Olivier Liron n’est pas n’importe qui, pianiste concertiste, Hypokhâgne lettres et sciences sociales, Normal sup lettres modernes, agrégé d’espagnol, danseur, comédien, romancier et nouvelliste. On fait mieux, je sais, mais tout de même, pour qu’il s’intéresse aux mousses de nos jardins, de nos forêts, de nos déserts, il y a bien une raison. En fait, il y en a plein. Son livre est une balade poétique, philosophique, littéraire, botanique, scientifique, au cœur de la biodiversité et du vivant, avec un regard émerveillé et plein de poésie sur un végétal sans doute le plus ancien de la création, 250 millions d’années tout de même contre deux millions au pauvre homo sapiens. Mais qu’est ce qui fait que cette plante qui compte plus de 23000 variétés a su résister aux catastrophes climatiques, au gel et au dégel, aux extinctions de masse, pour toujours refleurir, revivre, se réimprégner d’eau et de lumière.
On s’intéresse à plein aux arbres depuis quelques années et l’on a bien raison « la vie secrète des arbres » du forestier allemand Peter Wohleben, « l’arbre monde » de l’immense romancier américain Richard Powers, « la vie secrète des plantes » de Peter Tompkings.

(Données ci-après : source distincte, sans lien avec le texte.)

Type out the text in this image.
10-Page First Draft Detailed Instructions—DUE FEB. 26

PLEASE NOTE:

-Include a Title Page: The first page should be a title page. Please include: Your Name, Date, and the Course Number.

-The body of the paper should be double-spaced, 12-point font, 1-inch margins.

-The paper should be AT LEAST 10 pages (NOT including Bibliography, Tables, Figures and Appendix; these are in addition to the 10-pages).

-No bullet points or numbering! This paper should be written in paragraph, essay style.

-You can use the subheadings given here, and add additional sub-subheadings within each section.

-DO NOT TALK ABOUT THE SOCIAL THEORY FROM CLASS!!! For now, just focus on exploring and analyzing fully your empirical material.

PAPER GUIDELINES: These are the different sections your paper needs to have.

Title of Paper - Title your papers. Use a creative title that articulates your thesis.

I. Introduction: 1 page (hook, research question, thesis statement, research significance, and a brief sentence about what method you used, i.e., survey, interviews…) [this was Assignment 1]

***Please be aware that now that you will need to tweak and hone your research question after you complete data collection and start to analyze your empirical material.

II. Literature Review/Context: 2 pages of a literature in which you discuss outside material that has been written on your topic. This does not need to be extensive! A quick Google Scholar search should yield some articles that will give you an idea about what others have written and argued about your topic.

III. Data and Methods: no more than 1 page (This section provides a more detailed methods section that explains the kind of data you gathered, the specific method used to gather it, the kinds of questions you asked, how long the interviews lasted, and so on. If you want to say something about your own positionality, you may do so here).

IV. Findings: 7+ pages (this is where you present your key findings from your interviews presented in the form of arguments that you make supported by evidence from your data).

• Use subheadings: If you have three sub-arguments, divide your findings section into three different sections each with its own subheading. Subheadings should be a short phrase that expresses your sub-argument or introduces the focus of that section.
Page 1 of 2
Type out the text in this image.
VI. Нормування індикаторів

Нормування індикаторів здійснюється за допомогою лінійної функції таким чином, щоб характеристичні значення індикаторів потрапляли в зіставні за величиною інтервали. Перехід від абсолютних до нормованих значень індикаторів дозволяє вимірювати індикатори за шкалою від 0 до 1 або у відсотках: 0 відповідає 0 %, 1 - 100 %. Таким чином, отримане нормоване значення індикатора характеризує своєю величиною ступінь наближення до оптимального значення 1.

Olivier Liron réussit le prodige de nous prendre par la main et de nous faire traverser avec les mousses 250 millions d’années, trois mille fois l’humanité, nous expliquant l’intelligence de cette plante, son pouvoir recouvrant, sa disponibilité à toute épreuve, son intelligence à se mettre en veille en attendant que ses spores avides d’eau et de lumière puissent se requinquer et se refaire une santé.
Ce livre érudit est passionnant comme quoi ce n’est pas incompatible.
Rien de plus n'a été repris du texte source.